Anyway, thanks again for your help!

James

jcatmore · August 9, 2022, 10:11am

Latest code

#include <ROOT/RDataFrame.hxx>
#include <ROOT/TTreeProcessorMT.hxx>
#include <TROOT.h>
#include <TStyle.h>
#include "TCanvas.h"
#include "TH1D.h"
#include "TF1.h"
#include "TMath.h"
#include <iostream>
#include <chrono>
#include <fstream>
#include <string>

int timing(int ncores)
{
    // Run in batch mode - output is pdf
    gROOT->SetBatch(kTRUE);

    if (ncores!=0) {
        // Run parallel RDF operations
        if (ncores==99) {ROOT::EnableImplicitMT();}
        else {ROOT::EnableImplicitMT(ncores);}
        //ROOT::TTreeProcessorMT::SetTasksPerWorkerHint(1);
    }

    // Create RDataFrame
    ROOT::RDataFrame refr("CollectionTree", "./files/*.pool.root.1");
    //ROOT::RDataFrame refr("CollectionTree", "./files/DAOD_PHYS.29580128._000001.pool.root.1");

    // Canvas
    auto c1 = new TCanvas("c1", "DAOD comparison");

    // Read in a column
    const char * colNameCh = "InDetTrackParticlesAuxDyn.phi";
    auto start = std::chrono::high_resolution_clock::now();
    //auto h1 = refr.Histo1D(colNameCh);
    //auto max = refr.Max(colNameCh).GetValue();
    //auto min = refr.Min(colNameCh).GetValue();
    float max{3.2};
    float min{-3.2};
    auto h1 = refr.Histo1D({colNameCh,colNameCh,128, min, max}, colNameCh);
    h1->Draw();
    auto stop = std::chrono::high_resolution_clock::now();
    auto duration = std::chrono::duration_cast<std::chrono::milliseconds>(stop - start);
    return(duration.count());
}

int main(int argc, char* argv[]) {
    int nCores = strtol(argv[1], nullptr, 0);
    std::cout << "Number of cores = " << nCores << std::endl;
    // open text file for writing
    std::string arg1(argv[1]);
    std::string outputFName{"./results_"+arg1+".txt"};
    std::ofstream fw(outputFName, std::ofstream::out);
    // run the tests
    std::vector<int> results;
    results.push_back(timing(nCores));
    results.push_back(timing(nCores));
    results.push_back(timing(nCores));
    results.push_back(timing(nCores));
    results.push_back(timing(nCores));
    auto mean = TMath::Mean(results.begin(), results.end());
    auto rms = TMath::RMS(results.begin(), results.end());
    fw << "Cores = " << nCores << " : " << mean << " +/- " << rms << std::endl;
    fw.close();
    return(0);
}

eguiraud · August 9, 2022, 4:26pm

Hi @jcatmore ,

thank you very much for keeping this up!

The root-readspeed numbers are very interesting. They also show the terrible scaling behavior, so it looks like the problem is not related to RDF (root-readspeed uses raw TTrees).
The real time is much higher than the CPU time per thread, so the threads are mostly idling (which is confirmed by the average CPU% usage shown by /usr/bin/time), which is an indication that they probably spend most of their time waiting for data → raw I/O is the bottleneck.

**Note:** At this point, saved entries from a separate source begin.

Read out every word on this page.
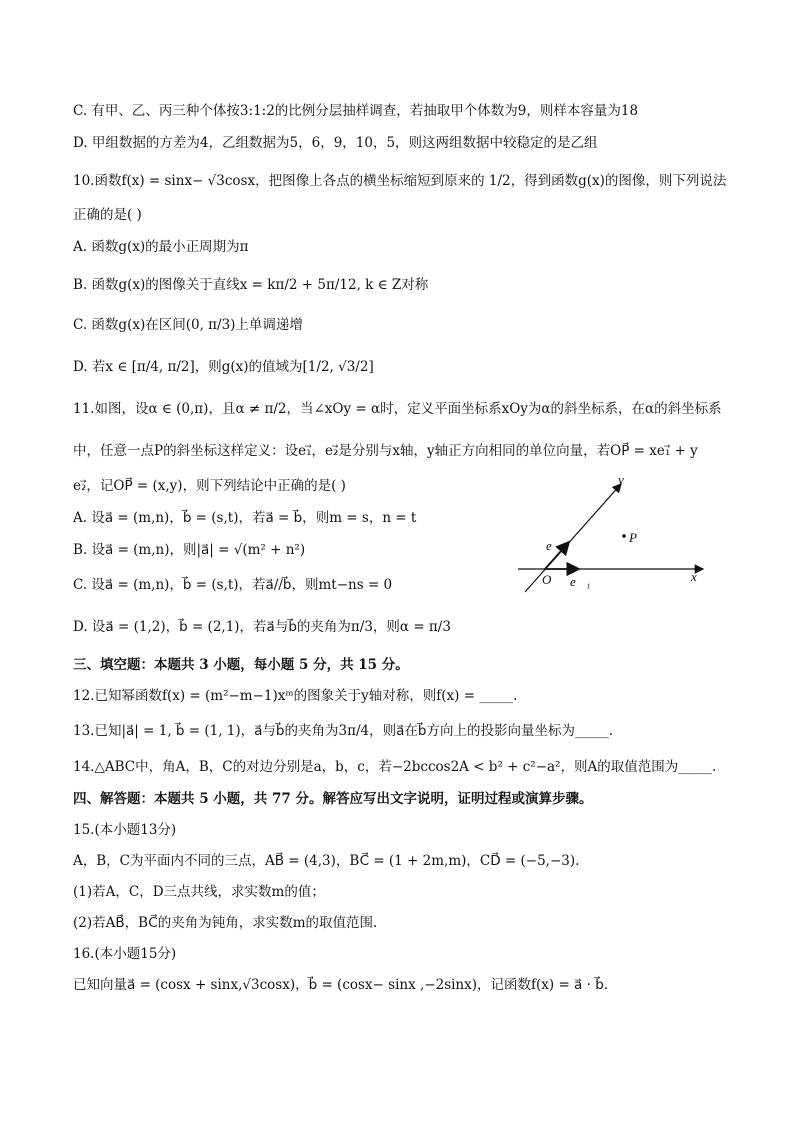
C. 有甲、乙、丙三种个体按3:1:2的比例分层抽样调查，若抽取甲个体数为9，则样本容量为18
D. 甲组数据的方差为4，乙组数据为5，6，9，10，5，则这两组数据中较稳定的是乙组
10.函数f(x) = sinx− √3cosx，把图像上各点的横坐标缩短到原来的 1/2，得到函数g(x)的图像，则下列说法
正确的是( )
A. 函数g(x)的最小正周期为π
B. 函数g(x)的图像关于直线x = kπ/2 + 5π/12, k ∈ Z对称
C. 函数g(x)在区间(0, π/3)上单调递增
D. 若x ∈ [π/4, π/2]，则g(x)的值域为[1/2, √3/2]
11.如图，设α ∈ (0,π)，且α ≠ π/2，当∠xOy = α时，定义平面坐标系xOy为α的斜坐标系，在α的斜坐标系
中，任意一点P的斜坐标这样定义：设e₁⃗，e₂⃗是分别与x轴，y轴正方向相同的单位向量，若OP⃗ = xe₁⃗ + y
e₂⃗，记OP⃗ = (x,y)，则下列结论中正确的是( )
A. 设a⃗ = (m,n)，b⃗ = (s,t)，若a⃗ = b⃗，则m = s，n = t
B. 设a⃗ = (m,n)，则|a⃗| = √(m² + n²)
C. 设a⃗ = (m,n)，b⃗ = (s,t)，若a⃗//b⃗，则mt−ns = 0
D. 设a⃗ = (1,2)，b⃗ = (2,1)，若a⃗与b⃗的夹角为π/3，则α = π/3
三、填空题：本题共 3 小题，每小题 5 分，共 15 分。
12.已知幂函数f(x) = (m²−m−1)xᵐ的图象关于y轴对称，则f(x) = _____.
13.已知|a⃗| = 1, b⃗ = (1, 1)，a⃗与b⃗的夹角为3π/4，则a⃗在b⃗方向上的投影向量坐标为_____.
14.△ABC中，角A，B，C的对边分别是a，b，c，若−2bccos2A < b² + c²−a²，则A的取值范围为_____.
四、解答题：本题共 5 小题，共 77 分。解答应写出文字说明，证明过程或演算步骤。
15.(本小题13分)
A，B，C为平面内不同的三点，AB⃗ = (4,3)，BC⃗ = (1 + 2m,m)，CD⃗ = (−5,−3).
(1)若A，C，D三点共线，求实数m的值；
(2)若AB⃗，BC⃗的夹角为钝角，求实数m的取值范围.
16.(本小题15分)
已知向量a⃗ = (cosx + sinx,√3cosx)，b⃗ = (cosx− sinx ,−2sinx)，记函数f(x) = a⃗ · b⃗.
x
y
O
P
e⃗₁
e⃗₂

Also as you can see the throughput peaks at around 30 MB/s and then only goes down. That’s a throughput in the order of magnitude of the typical throughput of spinning disks. If you are reading data from a single spinning disk, that also explains why throughput gets worse with more and more threads: the disk wastes more and more time seeking back and forth to read a different sector for each thread. Could this be what’s happening?

Cheers,
Enrico

jcatmore · August 9, 2022, 4:39pm

Hi @eguiraud ,

yes, @Attila_Krasznahorkay (who I forwarded this thread today) made a very similar comment about the raw I/O. I’ll find out how this storage is arranged - it’s a volume connected to storage resources in the data centre (rather than being a disk on a desktop) so I’ll drop a mail to the system admins.

Cheers,

James

system · August 23, 2022, 4:40pm

This topic was automatically closed 14 days after the last reply. New replies are no longer allowed.